DANSE – La chorégraphe portugaise Tânia Carvalho et le Tanzmainz nous invitent à vivre une expérience très spéciale au Théâtre de la Ville : un very bad trip où les danseurs, aussi techniques soient-ils, semblent être sous acide et où la musique fait souffrir nos tympans. Préparez vos cachets si vous voulez passer un bon moment.

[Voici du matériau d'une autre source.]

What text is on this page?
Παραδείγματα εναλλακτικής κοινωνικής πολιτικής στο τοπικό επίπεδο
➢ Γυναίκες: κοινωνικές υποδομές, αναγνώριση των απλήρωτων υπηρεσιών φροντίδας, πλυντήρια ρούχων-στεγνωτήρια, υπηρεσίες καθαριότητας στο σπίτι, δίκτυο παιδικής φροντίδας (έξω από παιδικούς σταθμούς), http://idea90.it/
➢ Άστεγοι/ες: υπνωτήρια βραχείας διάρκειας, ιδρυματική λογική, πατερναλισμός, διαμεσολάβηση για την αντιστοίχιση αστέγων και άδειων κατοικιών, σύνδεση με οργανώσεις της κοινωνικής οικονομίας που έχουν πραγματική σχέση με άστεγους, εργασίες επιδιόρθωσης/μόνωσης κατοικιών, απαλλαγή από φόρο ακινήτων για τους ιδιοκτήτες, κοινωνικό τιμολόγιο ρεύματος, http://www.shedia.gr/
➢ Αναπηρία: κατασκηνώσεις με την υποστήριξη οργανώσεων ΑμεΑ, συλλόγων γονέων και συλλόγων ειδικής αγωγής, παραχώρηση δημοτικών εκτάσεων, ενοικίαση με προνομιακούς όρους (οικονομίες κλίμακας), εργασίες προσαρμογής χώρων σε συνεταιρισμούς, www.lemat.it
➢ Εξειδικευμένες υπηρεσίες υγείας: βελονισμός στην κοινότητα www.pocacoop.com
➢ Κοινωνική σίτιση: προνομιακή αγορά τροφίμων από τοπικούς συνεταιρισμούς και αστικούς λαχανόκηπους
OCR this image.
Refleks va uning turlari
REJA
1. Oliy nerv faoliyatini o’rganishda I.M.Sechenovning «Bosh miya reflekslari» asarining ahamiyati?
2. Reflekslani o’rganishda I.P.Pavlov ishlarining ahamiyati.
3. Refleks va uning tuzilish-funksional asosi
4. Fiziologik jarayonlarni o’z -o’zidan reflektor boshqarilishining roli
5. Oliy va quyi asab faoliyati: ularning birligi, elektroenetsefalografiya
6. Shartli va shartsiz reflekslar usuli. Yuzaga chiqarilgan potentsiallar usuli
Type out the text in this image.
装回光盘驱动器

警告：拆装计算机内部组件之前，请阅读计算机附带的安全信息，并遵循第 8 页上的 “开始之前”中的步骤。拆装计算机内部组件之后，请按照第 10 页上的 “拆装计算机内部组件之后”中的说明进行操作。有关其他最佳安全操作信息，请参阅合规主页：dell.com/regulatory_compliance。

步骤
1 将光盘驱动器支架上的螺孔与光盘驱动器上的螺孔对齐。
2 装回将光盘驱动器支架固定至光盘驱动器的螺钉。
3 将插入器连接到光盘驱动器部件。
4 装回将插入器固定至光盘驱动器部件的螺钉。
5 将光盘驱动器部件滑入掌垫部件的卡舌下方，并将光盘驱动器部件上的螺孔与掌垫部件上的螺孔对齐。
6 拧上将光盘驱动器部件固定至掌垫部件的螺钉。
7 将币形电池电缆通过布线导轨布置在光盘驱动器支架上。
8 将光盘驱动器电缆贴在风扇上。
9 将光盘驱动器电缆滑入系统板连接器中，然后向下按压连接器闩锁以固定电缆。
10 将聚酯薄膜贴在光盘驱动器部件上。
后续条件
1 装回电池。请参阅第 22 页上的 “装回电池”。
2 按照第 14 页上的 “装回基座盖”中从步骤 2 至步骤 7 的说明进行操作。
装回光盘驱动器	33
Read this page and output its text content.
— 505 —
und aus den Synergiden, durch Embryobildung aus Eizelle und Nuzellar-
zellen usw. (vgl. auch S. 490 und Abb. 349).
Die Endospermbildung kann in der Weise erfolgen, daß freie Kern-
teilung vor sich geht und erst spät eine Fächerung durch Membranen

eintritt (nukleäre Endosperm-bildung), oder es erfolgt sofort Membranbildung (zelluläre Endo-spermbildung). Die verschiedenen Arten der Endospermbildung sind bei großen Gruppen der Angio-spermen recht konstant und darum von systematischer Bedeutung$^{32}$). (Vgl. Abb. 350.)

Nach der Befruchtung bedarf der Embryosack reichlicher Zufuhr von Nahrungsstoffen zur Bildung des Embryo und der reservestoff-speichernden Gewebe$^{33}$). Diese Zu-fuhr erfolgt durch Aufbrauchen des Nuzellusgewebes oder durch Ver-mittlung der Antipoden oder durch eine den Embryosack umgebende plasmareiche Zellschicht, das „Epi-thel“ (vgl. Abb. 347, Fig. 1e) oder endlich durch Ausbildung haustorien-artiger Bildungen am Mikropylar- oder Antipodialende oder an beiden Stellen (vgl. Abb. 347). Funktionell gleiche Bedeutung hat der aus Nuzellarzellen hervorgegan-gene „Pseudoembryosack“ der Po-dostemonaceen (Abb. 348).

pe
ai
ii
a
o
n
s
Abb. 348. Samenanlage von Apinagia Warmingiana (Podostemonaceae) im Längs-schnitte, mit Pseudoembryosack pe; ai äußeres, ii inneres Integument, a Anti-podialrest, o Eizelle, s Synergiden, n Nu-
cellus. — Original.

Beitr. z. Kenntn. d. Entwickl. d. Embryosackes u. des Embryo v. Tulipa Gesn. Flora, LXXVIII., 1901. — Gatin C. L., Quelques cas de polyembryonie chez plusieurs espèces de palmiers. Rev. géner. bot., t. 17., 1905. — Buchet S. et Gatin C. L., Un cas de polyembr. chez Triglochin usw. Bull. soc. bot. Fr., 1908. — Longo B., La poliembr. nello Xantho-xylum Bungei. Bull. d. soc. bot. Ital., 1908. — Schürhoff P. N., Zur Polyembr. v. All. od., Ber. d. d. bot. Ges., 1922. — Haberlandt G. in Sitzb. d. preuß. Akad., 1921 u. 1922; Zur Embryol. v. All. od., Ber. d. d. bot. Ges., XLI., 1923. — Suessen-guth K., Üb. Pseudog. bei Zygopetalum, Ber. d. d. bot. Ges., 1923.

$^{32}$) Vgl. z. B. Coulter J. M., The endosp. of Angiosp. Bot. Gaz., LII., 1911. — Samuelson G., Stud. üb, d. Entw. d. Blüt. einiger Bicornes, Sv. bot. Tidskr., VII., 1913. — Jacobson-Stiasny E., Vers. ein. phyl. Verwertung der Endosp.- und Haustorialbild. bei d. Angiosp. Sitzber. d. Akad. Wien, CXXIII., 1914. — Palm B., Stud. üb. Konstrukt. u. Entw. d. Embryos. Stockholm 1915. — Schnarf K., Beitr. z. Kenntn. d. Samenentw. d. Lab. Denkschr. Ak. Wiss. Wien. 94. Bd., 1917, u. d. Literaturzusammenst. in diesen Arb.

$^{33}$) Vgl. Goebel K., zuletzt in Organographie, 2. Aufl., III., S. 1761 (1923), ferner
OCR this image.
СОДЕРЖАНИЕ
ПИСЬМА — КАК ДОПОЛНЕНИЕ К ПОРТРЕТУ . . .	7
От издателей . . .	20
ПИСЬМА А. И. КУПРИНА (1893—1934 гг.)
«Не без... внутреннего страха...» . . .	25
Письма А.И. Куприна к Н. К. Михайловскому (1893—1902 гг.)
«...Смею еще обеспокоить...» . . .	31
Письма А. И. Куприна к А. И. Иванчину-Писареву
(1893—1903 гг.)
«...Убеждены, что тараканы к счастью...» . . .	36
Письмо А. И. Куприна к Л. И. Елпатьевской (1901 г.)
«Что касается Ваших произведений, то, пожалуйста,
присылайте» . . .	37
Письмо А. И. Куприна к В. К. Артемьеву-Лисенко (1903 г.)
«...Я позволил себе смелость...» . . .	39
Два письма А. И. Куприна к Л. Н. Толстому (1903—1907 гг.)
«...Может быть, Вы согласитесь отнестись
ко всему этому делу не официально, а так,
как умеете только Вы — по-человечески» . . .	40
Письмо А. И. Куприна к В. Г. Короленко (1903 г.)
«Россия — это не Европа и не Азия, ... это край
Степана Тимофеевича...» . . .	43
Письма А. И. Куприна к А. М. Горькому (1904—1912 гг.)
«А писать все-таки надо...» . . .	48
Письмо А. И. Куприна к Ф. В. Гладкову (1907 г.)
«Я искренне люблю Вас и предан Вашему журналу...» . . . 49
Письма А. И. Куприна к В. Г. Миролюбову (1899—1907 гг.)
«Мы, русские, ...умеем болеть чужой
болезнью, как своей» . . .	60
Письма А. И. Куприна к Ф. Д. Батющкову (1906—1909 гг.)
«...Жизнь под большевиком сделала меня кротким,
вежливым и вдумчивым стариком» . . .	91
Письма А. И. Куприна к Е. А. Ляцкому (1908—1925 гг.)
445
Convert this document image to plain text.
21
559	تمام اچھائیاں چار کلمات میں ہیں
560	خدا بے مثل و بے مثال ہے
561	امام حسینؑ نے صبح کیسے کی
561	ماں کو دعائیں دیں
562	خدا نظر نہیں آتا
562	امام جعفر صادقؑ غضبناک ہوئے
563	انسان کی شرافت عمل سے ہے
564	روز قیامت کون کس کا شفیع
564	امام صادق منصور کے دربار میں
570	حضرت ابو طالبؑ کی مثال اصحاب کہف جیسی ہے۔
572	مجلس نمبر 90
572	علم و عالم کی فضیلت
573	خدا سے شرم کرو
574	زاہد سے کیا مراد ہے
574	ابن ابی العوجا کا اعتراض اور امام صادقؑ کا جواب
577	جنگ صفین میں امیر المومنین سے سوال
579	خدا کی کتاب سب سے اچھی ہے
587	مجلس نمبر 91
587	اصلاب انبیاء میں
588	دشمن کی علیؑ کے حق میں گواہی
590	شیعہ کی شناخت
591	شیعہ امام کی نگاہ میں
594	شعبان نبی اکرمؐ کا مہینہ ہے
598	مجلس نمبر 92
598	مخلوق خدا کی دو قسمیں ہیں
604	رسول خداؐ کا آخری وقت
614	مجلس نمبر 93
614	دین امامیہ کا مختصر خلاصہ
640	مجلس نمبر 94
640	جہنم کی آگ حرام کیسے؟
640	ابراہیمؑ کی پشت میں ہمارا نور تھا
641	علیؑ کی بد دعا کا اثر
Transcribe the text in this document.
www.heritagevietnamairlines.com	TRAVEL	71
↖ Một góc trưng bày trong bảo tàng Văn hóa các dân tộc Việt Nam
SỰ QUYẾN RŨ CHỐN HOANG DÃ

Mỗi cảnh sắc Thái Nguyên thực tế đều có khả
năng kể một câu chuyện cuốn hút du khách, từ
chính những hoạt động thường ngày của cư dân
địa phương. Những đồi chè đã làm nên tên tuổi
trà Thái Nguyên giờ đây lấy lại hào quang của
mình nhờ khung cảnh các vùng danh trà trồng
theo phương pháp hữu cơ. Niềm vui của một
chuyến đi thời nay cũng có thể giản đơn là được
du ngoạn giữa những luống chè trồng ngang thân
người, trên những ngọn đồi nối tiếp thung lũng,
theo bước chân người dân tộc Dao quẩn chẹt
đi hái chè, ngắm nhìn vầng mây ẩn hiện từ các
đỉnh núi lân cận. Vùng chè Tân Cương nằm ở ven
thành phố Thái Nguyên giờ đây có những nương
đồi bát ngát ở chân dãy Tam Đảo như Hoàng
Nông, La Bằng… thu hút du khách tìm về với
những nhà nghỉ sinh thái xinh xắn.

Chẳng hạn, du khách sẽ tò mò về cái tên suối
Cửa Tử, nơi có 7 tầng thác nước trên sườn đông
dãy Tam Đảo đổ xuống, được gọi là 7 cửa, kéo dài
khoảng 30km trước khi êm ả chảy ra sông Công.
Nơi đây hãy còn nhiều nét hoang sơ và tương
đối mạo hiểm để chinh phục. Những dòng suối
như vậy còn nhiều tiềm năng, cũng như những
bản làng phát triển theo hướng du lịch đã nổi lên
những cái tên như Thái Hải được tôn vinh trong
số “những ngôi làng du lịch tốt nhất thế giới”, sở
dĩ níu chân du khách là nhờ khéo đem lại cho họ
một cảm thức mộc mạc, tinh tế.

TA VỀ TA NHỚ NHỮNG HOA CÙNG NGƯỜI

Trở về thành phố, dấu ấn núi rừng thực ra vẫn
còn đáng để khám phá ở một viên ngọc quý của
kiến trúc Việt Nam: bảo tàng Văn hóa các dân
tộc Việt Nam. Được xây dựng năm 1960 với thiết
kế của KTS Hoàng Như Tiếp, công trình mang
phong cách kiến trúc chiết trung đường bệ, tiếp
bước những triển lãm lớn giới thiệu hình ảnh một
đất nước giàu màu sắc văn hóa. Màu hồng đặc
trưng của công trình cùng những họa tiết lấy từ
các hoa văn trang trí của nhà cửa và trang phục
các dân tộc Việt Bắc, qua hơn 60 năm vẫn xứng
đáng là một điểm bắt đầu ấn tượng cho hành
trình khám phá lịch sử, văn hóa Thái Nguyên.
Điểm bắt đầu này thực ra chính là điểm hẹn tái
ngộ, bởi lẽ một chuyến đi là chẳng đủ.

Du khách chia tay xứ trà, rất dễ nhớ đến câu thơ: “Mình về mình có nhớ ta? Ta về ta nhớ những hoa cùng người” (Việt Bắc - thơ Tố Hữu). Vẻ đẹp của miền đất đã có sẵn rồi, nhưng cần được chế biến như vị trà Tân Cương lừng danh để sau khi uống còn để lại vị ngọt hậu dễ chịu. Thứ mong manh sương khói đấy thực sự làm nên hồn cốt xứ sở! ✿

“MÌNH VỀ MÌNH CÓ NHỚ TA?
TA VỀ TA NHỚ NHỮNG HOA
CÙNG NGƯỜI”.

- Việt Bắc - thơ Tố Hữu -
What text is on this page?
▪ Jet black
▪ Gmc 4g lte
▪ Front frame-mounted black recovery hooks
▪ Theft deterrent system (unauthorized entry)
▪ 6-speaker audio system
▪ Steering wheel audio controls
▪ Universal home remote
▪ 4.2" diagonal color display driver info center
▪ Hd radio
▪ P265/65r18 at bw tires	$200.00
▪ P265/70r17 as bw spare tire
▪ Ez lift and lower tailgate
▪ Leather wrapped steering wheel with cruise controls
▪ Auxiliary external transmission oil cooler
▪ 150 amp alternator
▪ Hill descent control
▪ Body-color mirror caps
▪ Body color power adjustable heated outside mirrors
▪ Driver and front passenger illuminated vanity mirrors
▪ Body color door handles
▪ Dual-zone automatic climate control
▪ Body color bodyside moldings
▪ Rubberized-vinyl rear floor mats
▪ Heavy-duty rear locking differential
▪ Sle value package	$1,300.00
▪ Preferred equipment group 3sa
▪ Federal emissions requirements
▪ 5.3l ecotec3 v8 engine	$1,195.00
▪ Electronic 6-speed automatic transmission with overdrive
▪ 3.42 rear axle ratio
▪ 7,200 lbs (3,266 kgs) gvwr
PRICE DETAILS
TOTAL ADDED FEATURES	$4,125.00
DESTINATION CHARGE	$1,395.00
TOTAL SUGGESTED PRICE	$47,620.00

Un tableau onirique entre rêve extraterrestre et cauchemar se déploie sous nos yeux : des créatures incongrues venues probablement d’une autre planète, émergent dans un épais brouillard. Elles sont vêtues de justaucorps jaunes pâle, couleur de lumière, barbouillés de tâches bleues. Les costumes de Lucia Vonrheim avec ces culottes bouffantes mêlant influence baroque et années 90 accentuent l’atmosphère d’un carnaval macabre et soulignent l’esthétique unique de l’univers de la chorégraphe portugaise, Tânia Carvalho, spécialiste des univers hybrides : burlesque, horrifique, clownesque. Elle signe avec Mysterious Heart une nouvelle création aussi malaisante que fascinante.
Tympan – pantin
La musique (ou plutôt la création sonore) de Diego Alvim, un mélange de partition électro-acoustique et de sons organiques accompagne à merveille l’atmosphère trouble de la pièce. Des aigus perçants côtoient des airs de clavecin, tandis que des cris sourds semblent émerger des tréfonds de l’inconscient des danseurs. Cette partition ne se contente pas d’accompagner la chorégraphie : elle nous plonge dans cette atmosphère oppressante, amplifiant un sentiment de malaise chez le spectateur. La voix de Tânia Carvalho, la chorégraphe elle-même, vient ponctuer la pièce de façon totalement improvisée. Surgissant au gré des différents tableaux, ces interventions vocales sont des décharges émotionnelles, achevant de nous immerger dans ce bain sonore oppressant.
Caméléons bariolés
Après avoir travaillé avec la Companhia Nacional de Bailado du Protugal et le Ballet National de Marseille, dans sa nouvelle pièce « Mysterious Heart », Tânia Carvalho dirige avec brio onze danseurs de la compagnie Tanzmainz, ensemble de danse contemporaine du Théâtre d’État de Mayence en Allemagne, leur faisant exprimer toute la palette des émotions humaines. S’appuyant sur une solide base de danse classique avec des arabesques, entrechats ou grands battements impeccables, les danseurs livrent une performance théâtrale intense où leurs corps se contorsionnent, leurs visages barbouillés de peinture bleue grimacent avec des yeux exorbités. Ils se donnent à fond.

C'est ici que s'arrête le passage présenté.